Dopo che innumerevoli fedeli l’hanno attraversata, oggi la Porta Santa della Basilica di San Pietro è stata chiusa da Papa Leone. Aperta da Papa Francesco nella vigilia del Natale 2024, ha visto varcare la sua soglia da volti di persone provenienti da ogni nazione. Passi di una umanità fragile e bisognosa di una speranza che aiuti a situarsi nelle condizioni difficili della vita senza desistere dalla ricerca di luce.

“La Porta Santa di questa Basilica, che, ultima, oggi è stata chiusa, ha conosciuto il flusso di innumerevoli uomini e donne, pellegrini di speranza, in cammino verso la Città dalle porte sempre aperte, la Gerusalemme nuova. Chi erano e che cosa li muoveva? Ci interroga con particolare serietà, al termine dell’Anno giubilare, la ricerca spirituale dei nostri contemporanei, molto più ricca di quanto forse possiamo comprendere. Milioni di loro hanno varcato la soglia della Chiesa. Che cosa hanno trovato? Quali cuori, quale attenzione, quale corrispondenza? Sì, i Magi esistono ancora. Sono persone che accettano la sfida di rischiare ciascuno il proprio viaggio, che in un mondo travagliato come il nostro, per molti aspetti respingente e pericoloso, sentono l’esigenza di andare, di cercare. Siamo vite in cammino”.

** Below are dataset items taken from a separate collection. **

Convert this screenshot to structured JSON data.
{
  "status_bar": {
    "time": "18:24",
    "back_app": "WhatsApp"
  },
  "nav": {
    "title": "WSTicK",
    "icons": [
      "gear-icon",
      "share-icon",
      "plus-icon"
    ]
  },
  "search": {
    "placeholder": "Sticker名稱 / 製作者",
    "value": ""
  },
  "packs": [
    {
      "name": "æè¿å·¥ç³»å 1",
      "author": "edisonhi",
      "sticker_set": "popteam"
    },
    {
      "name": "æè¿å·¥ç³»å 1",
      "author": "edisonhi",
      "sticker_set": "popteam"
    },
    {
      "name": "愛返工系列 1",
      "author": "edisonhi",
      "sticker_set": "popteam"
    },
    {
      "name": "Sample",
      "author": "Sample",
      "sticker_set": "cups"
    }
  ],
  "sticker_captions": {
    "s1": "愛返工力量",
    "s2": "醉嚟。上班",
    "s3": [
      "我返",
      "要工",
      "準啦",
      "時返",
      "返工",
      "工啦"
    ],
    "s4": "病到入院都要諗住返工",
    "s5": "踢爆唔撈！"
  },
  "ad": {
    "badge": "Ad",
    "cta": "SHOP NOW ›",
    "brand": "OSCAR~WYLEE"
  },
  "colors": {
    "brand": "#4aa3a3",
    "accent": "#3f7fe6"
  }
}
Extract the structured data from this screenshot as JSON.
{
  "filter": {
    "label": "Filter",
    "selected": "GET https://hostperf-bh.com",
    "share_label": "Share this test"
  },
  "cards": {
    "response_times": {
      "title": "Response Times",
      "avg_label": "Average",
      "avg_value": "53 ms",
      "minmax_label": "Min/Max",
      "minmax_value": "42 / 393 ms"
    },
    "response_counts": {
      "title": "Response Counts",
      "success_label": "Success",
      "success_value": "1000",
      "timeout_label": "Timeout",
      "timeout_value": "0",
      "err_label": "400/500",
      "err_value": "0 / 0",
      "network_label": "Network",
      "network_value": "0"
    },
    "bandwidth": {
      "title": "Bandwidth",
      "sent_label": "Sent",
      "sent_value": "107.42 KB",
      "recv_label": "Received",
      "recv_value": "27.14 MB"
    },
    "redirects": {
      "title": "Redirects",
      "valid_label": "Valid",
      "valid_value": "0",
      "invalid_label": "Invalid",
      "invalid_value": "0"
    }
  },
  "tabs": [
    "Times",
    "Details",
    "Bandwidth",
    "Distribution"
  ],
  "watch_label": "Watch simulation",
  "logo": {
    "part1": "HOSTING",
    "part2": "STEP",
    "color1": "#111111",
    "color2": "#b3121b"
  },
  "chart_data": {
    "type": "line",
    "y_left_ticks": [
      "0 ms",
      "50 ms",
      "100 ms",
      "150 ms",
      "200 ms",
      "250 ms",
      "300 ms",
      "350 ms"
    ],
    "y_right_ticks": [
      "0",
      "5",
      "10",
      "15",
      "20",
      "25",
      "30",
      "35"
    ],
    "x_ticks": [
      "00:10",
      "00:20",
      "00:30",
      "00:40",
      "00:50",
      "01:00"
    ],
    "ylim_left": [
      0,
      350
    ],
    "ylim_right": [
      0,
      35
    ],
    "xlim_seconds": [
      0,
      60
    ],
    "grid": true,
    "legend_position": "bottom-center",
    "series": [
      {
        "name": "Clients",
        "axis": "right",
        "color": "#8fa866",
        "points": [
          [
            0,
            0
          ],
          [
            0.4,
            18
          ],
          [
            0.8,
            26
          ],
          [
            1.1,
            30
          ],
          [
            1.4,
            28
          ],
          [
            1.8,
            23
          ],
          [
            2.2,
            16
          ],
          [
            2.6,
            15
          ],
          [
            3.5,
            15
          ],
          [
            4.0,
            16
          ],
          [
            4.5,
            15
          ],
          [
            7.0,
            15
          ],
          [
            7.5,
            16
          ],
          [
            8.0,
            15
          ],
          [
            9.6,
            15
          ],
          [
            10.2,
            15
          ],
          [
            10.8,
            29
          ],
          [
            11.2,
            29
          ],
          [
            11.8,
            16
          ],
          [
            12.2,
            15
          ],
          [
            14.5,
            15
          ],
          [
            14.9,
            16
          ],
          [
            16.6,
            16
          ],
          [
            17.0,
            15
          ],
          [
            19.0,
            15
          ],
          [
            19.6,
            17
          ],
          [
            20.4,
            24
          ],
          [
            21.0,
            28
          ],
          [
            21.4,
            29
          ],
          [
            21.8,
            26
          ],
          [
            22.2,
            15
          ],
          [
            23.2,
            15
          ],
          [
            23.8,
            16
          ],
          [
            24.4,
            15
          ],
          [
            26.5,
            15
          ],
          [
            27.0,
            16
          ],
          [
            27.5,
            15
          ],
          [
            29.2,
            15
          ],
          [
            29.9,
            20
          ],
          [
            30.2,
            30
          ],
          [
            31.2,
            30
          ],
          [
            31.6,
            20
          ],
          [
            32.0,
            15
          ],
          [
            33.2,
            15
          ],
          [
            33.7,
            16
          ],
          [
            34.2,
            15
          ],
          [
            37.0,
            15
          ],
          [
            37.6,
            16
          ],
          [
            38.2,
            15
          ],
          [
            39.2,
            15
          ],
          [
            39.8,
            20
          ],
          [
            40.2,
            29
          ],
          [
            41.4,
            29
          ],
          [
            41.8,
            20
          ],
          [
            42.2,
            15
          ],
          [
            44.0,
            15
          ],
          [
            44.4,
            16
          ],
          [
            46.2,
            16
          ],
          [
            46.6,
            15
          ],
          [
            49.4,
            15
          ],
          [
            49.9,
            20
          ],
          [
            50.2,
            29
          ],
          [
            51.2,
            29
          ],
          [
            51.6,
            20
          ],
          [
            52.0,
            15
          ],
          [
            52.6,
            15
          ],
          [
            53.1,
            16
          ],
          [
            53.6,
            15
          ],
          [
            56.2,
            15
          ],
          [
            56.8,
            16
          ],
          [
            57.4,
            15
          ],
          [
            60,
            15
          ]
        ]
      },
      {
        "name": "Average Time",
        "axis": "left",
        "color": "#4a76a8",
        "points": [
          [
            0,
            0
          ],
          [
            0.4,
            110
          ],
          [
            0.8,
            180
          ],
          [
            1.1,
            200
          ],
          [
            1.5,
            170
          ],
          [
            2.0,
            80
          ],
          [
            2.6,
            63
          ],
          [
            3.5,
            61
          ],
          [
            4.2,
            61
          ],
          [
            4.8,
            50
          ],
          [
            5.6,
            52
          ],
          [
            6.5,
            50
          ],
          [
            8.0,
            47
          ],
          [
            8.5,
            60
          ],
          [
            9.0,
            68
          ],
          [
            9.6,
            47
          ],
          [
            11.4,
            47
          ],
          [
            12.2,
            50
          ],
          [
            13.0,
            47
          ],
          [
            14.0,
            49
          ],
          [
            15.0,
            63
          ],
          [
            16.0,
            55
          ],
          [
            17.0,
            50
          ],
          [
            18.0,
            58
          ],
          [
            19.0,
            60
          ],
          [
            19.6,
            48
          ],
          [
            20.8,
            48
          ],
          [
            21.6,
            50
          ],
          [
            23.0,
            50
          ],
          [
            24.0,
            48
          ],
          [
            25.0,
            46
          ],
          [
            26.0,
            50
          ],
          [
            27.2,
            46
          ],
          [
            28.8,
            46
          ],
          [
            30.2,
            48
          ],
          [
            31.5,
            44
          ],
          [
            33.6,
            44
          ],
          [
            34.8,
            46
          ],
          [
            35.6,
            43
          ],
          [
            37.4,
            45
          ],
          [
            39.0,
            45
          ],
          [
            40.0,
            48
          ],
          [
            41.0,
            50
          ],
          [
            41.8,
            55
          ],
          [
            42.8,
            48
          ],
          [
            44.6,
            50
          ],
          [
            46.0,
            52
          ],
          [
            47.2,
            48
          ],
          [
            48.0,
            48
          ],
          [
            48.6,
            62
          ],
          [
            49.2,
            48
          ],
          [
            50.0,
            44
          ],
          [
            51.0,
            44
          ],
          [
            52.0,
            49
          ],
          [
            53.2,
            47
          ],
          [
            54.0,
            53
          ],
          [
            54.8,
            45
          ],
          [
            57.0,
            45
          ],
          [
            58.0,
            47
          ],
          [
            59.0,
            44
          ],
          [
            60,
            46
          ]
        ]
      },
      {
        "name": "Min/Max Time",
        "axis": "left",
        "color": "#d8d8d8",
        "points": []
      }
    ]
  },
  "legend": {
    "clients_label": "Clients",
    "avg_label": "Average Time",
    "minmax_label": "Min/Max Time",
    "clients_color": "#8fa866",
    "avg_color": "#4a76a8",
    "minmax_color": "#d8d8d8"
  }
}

Dopo aver incontrato il Bambino in braccio alla Madre, i Magi tornano ai loro luoghi di provenienza per un’altra strada: “La gioia del Vangelo libera: rende prudenti, sì, ma anche audaci, attenti e creativi; suggerisce vie diverse da quelle già percorse”.
Ed ecco che anche noi siamo rimessi in cammino. È questo infatti il compito della speranza: “Dio si rivela e nulla può restare fermo”.
Entrare nella logica di Dio ci porta per le strade dell’essenziale. Il Papa chiede: “Attorno a noi, un’economia distorta prova a trarre da tutto profitto. Lo vediamo: il mercato trasforma in affari anche la sete umana di cercare, di viaggiare, di ricominciare. Chiediamoci: ci ha educato il Giubileo a fuggire quel tipo di efficienza che riduce ogni cosa a prodotto e l’essere umano a consumatore? Dopo quest’anno, saremo più capaci di riconoscere nel visitatore un pellegrino, nello sconosciuto un cercatore, nel lontano un vicino, nel diverso un compagno di viaggio? Dio non ci attende nelle “location” prestigiose, ma nelle realtà umili.
Per questo, cari fratelli e sorelle, è bello diventare pellegrini di speranza. Ed è bello continuare ad esserlo, insieme! La fedeltà di Dio ci stupirà ancora. Se non ridurremo a monumenti le nostre chiese, se saranno case le nostre comunità, se resisteremo uniti alle lusinghe dei potenti, allora saremo la generazione dell’aurora.

Maria, Stella del mattino, camminerà sempre davanti a noi! Nel suo Figlio contempleremo e serviremo una magnifica umanità, trasformata non da deliri di onnipotenza, ma dal Dio che per amore si è fatto carne.